Having set out to answer the question of how other countries provide health care for all of their citizens, Reid said he then turned to the why. Why every other wealthy, industrialized, developed country in the world has universal coverage and the U.S. does not. Others have it, he said, because “they think it’s fairer, equitable, humane, just — and these are moral issues. Health care reflects a country’s moral values.”

It was clear that Reid, like most in his audience, sees the U.S. as having moral values. “If we had the political will,” he commented, “other countries could show us the way.”

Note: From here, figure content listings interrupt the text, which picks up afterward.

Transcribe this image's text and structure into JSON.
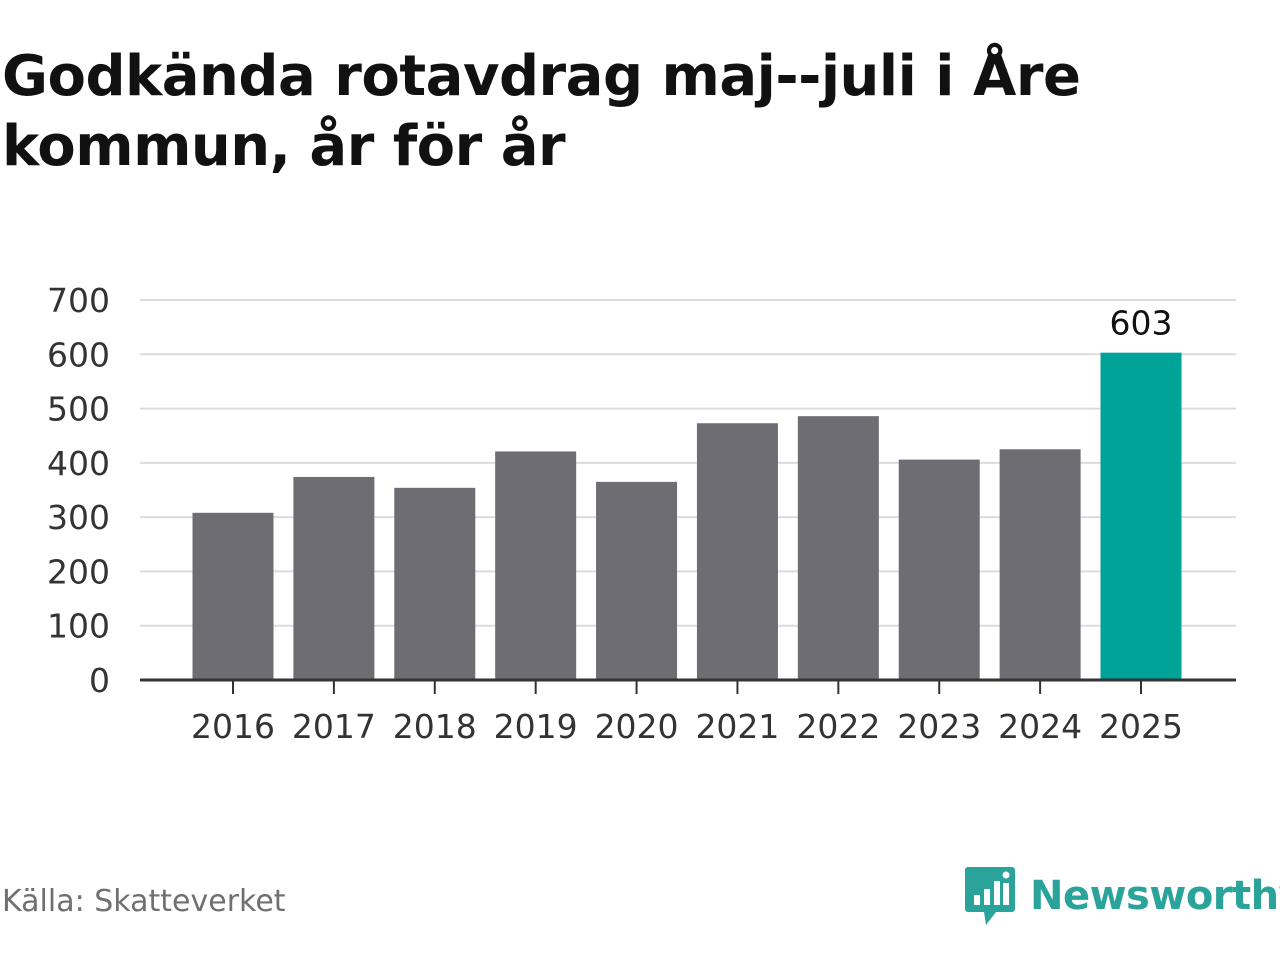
{
  "title": "Godkända rotavdrag maj--juli i Åre kommun, år för år",
  "source": "Källa: Skatteverket",
  "brand": {
    "name": "Newsworthy",
    "icon": "newsworthy-logo-icon",
    "color": "#2aa39a"
  },
  "colors": {
    "bar": "#6e6d73",
    "highlight": "#00a398",
    "grid": "#dcdcdc",
    "axis": "#333333"
  },
  "chart_data": {
    "type": "bar",
    "categories": [
      "2016",
      "2017",
      "2018",
      "2019",
      "2020",
      "2021",
      "2022",
      "2023",
      "2024",
      "2025"
    ],
    "values": [
      308,
      374,
      354,
      421,
      365,
      473,
      486,
      406,
      425,
      603
    ],
    "highlight_index": 9,
    "data_labels": [
      {
        "index": 9,
        "text": "603"
      }
    ],
    "ylim": [
      0,
      700
    ],
    "yticks": [
      "0",
      "100",
      "200",
      "300",
      "400",
      "500",
      "600",
      "700"
    ],
    "grid": true,
    "legend": "none"
  }
}
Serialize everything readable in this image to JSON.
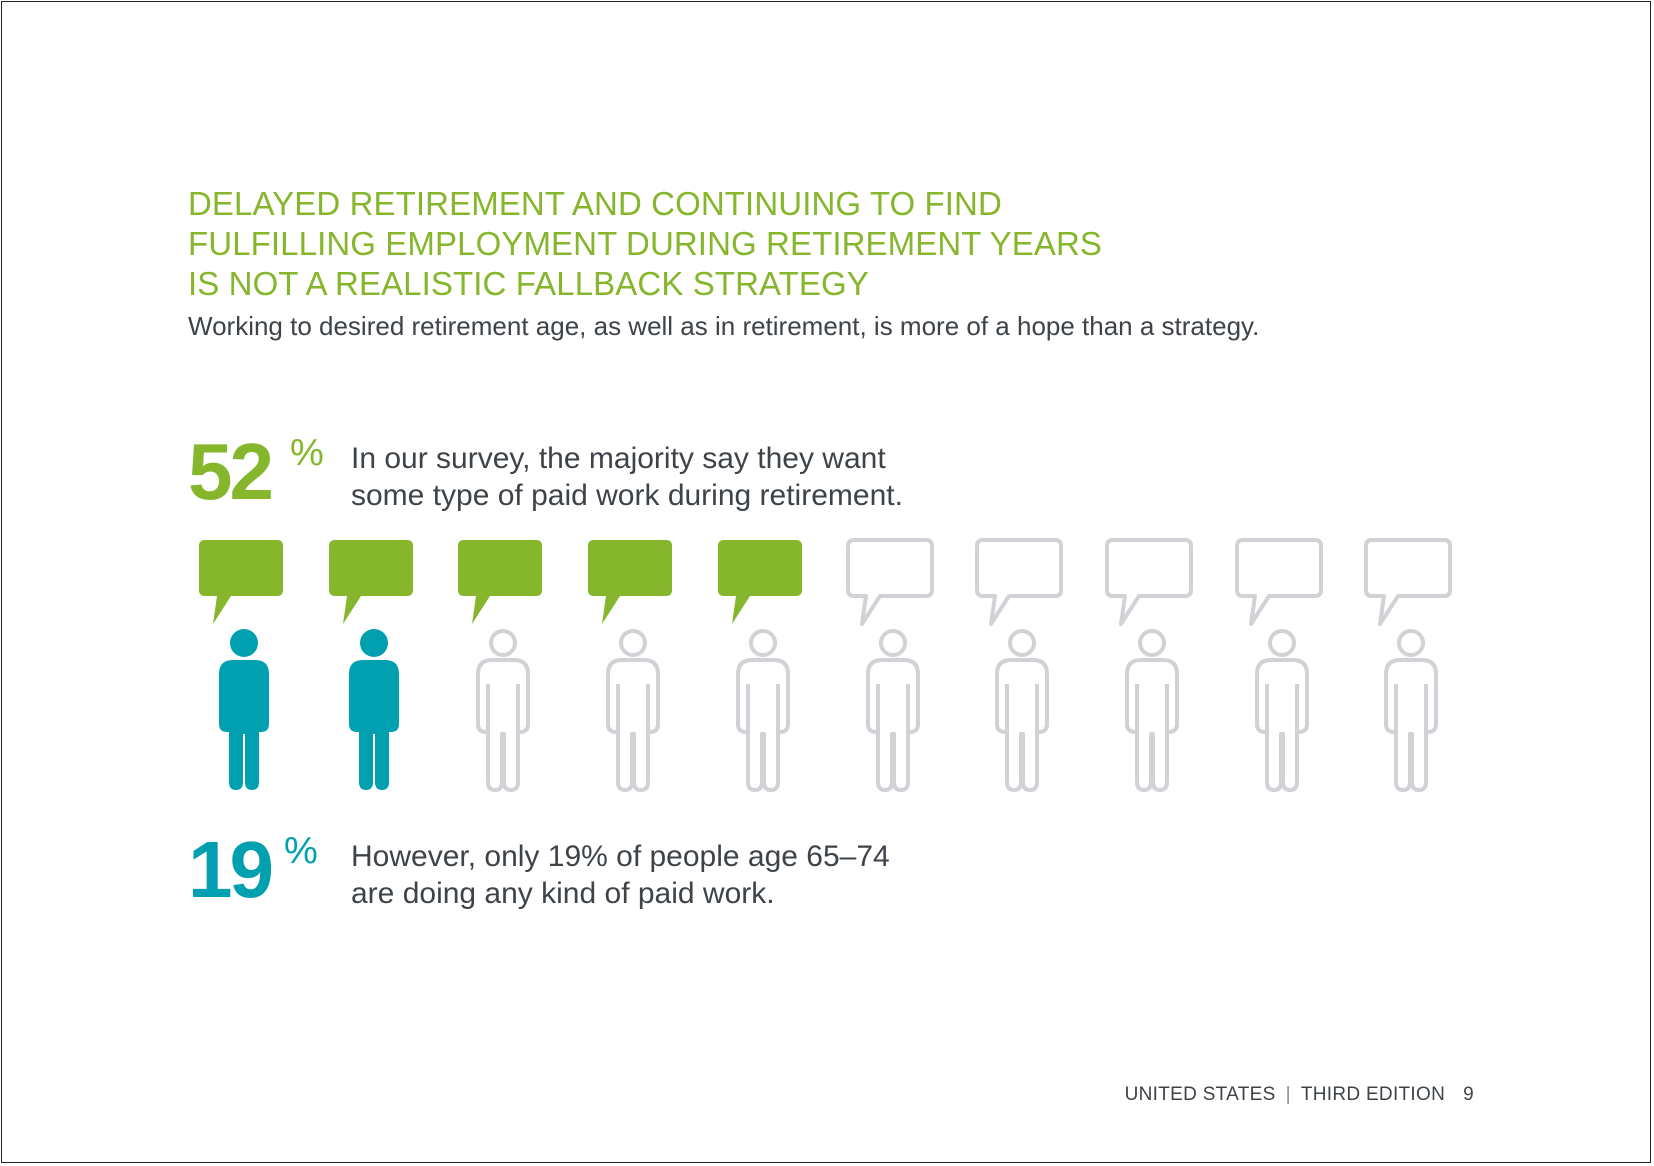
{
  "heading": {
    "lines": [
      "DELAYED RETIREMENT AND CONTINUING TO FIND",
      "FULFILLING EMPLOYMENT DURING RETIREMENT YEARS",
      "IS NOT A REALISTIC FALLBACK STRATEGY"
    ]
  },
  "subtitle": "Working to desired retirement age, as well as in retirement, is more of a hope than a strategy.",
  "stats": [
    {
      "number": "52",
      "percent_sign": "%",
      "lines": [
        "In our survey, the majority say they want",
        "some type of paid work during retirement."
      ],
      "color": "#85b62c"
    },
    {
      "number": "19",
      "percent_sign": "%",
      "lines": [
        "However, only 19% of people age 65–74",
        "are doing any kind of paid work."
      ],
      "color": "#00a0b0"
    }
  ],
  "pictogram": {
    "total_figures": 10,
    "bubbles_filled": 5,
    "people_filled": 2,
    "bubble_color": "#85b62c",
    "person_color": "#00a0b0",
    "outline_color": "#d0d2d6"
  },
  "footer": {
    "country": "UNITED STATES",
    "edition": "THIRD EDITION",
    "page": "9"
  }
}
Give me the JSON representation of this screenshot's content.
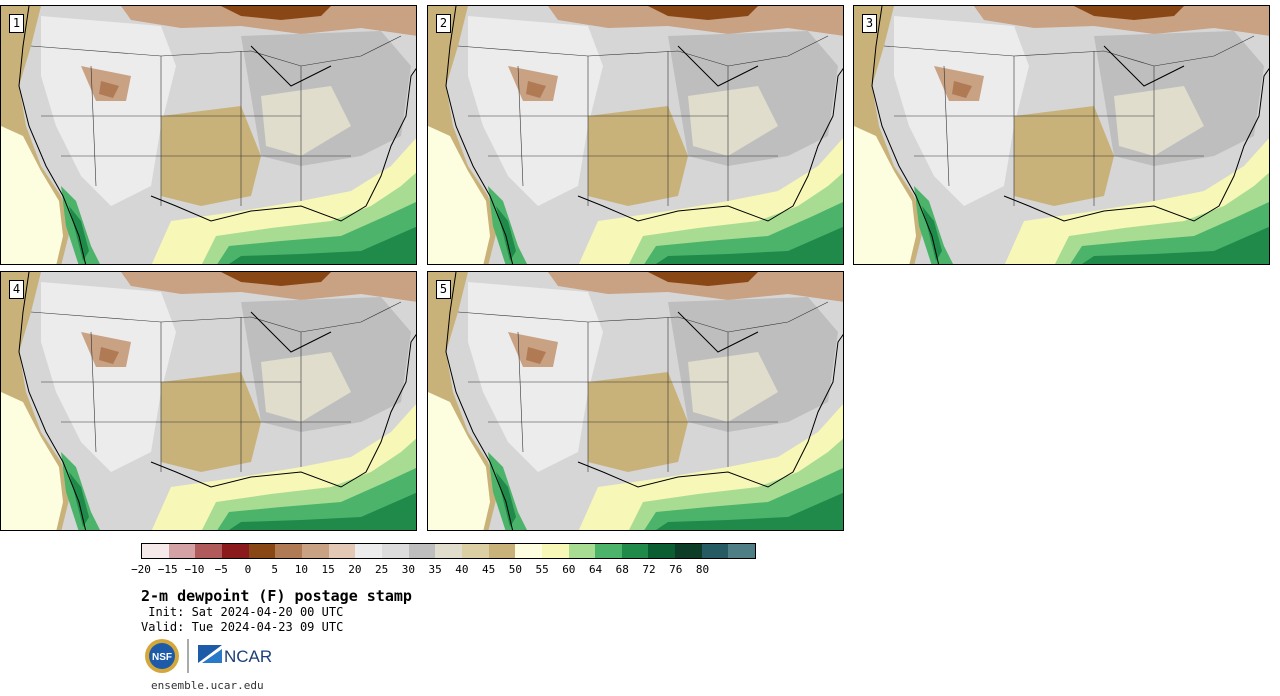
{
  "panels": [
    {
      "label": "1"
    },
    {
      "label": "2"
    },
    {
      "label": "3"
    },
    {
      "label": "4"
    },
    {
      "label": "5"
    }
  ],
  "colorbar": {
    "colors": [
      "#f5e9ea",
      "#d4a2a4",
      "#b05a5c",
      "#8b1a1c",
      "#8a4716",
      "#b07a55",
      "#c9a183",
      "#e3c8b6",
      "#ececec",
      "#dcdcdc",
      "#bebebe",
      "#e0ddcc",
      "#dccfa3",
      "#c9b27a",
      "#fdfde0",
      "#f7f7b8",
      "#a8dc92",
      "#4cb36a",
      "#1f8a4a",
      "#0b5e32",
      "#0d3d26",
      "#275b63",
      "#4f7f84"
    ],
    "ticks": [
      "−20",
      "−15",
      "−10",
      "−5",
      "0",
      "5",
      "10",
      "15",
      "20",
      "25",
      "30",
      "35",
      "40",
      "45",
      "50",
      "55",
      "60",
      "64",
      "68",
      "72",
      "76",
      "80"
    ]
  },
  "title": "2-m dewpoint (F) postage stamp",
  "init": " Init: Sat 2024-04-20 00 UTC",
  "valid": "Valid: Tue 2024-04-23 09 UTC",
  "logos": {
    "nsf": "NSF",
    "ncar": "NCAR"
  },
  "website": "ensemble.ucar.edu"
}
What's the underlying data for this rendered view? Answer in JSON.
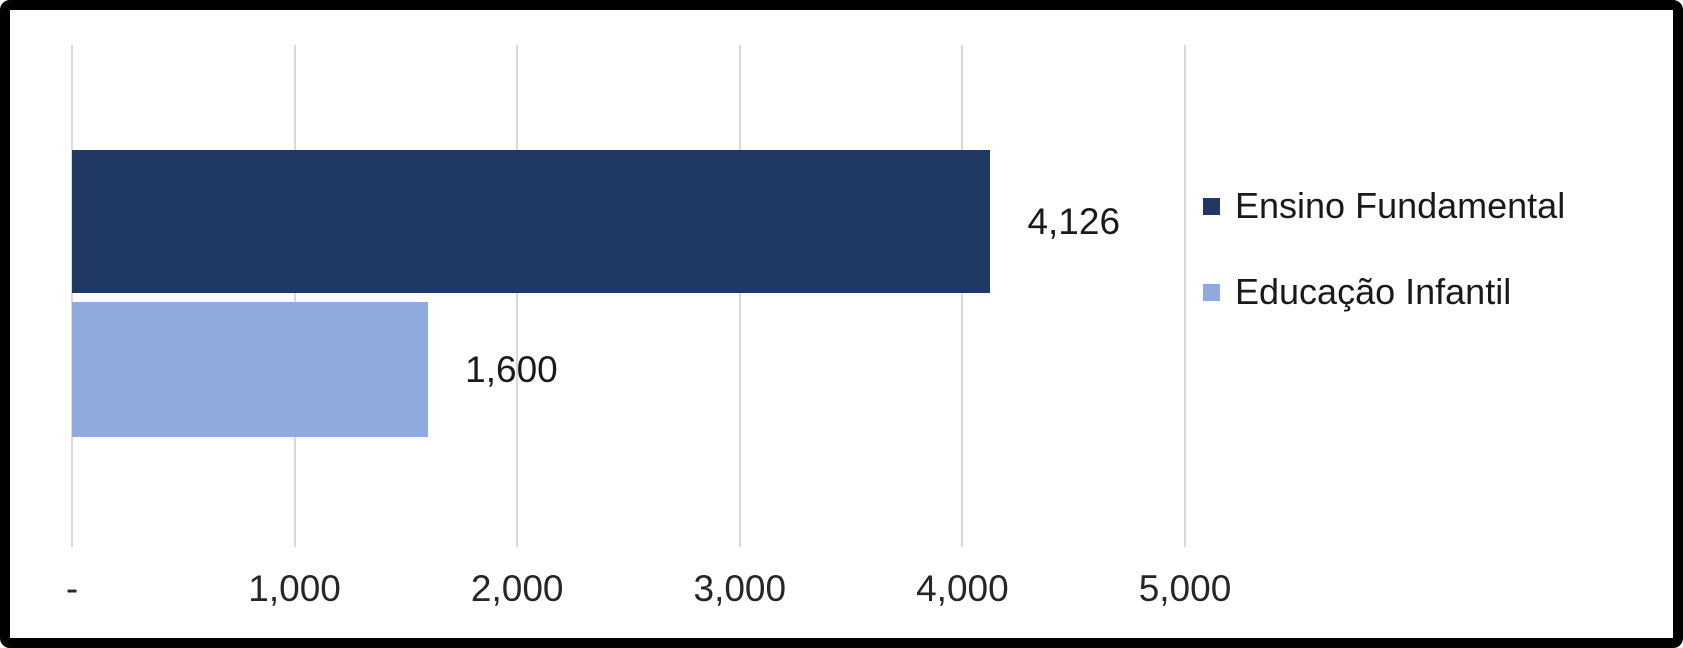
{
  "chart_data": {
    "type": "bar",
    "orientation": "horizontal",
    "title": "",
    "xlabel": "",
    "ylabel": "",
    "categories": [
      "Ensino Fundamental",
      "Educação Infantil"
    ],
    "values": [
      4126,
      1600
    ],
    "value_labels": [
      "4,126",
      "1,600"
    ],
    "series_colors": [
      "#203864",
      "#8FAADC"
    ],
    "xlim": [
      0,
      5000
    ],
    "x_ticks": [
      "-",
      "1,000",
      "2,000",
      "3,000",
      "4,000",
      "5,000"
    ],
    "x_tick_values": [
      0,
      1000,
      2000,
      3000,
      4000,
      5000
    ],
    "grid": "vertical-only",
    "gridline_color": "#D9D9D9",
    "legend": {
      "position": "right",
      "entries": [
        {
          "label": "Ensino Fundamental",
          "color": "#203864"
        },
        {
          "label": "Educação Infantil",
          "color": "#8FAADC"
        }
      ]
    }
  },
  "colors": {
    "frame_border": "#000000",
    "background": "#FFFFFF",
    "text": "#1A1A1A"
  }
}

But the author was pessimistic about the possibility of universal care coming out of the current reform efforts. Asked how it might somehow come to the U.S., he said it could well be the way Canada’s plan came about; “we might get it state by state.” The Californians listening might have taken heart. Twice that state has passed single payer plans, only to have them vetoed by their governor. Reid suggested that other states might also be ready to implement statewide health coverage.

As to his painful shoulder, its current status was not given. Presumably, it will be necessary to read the book to find out.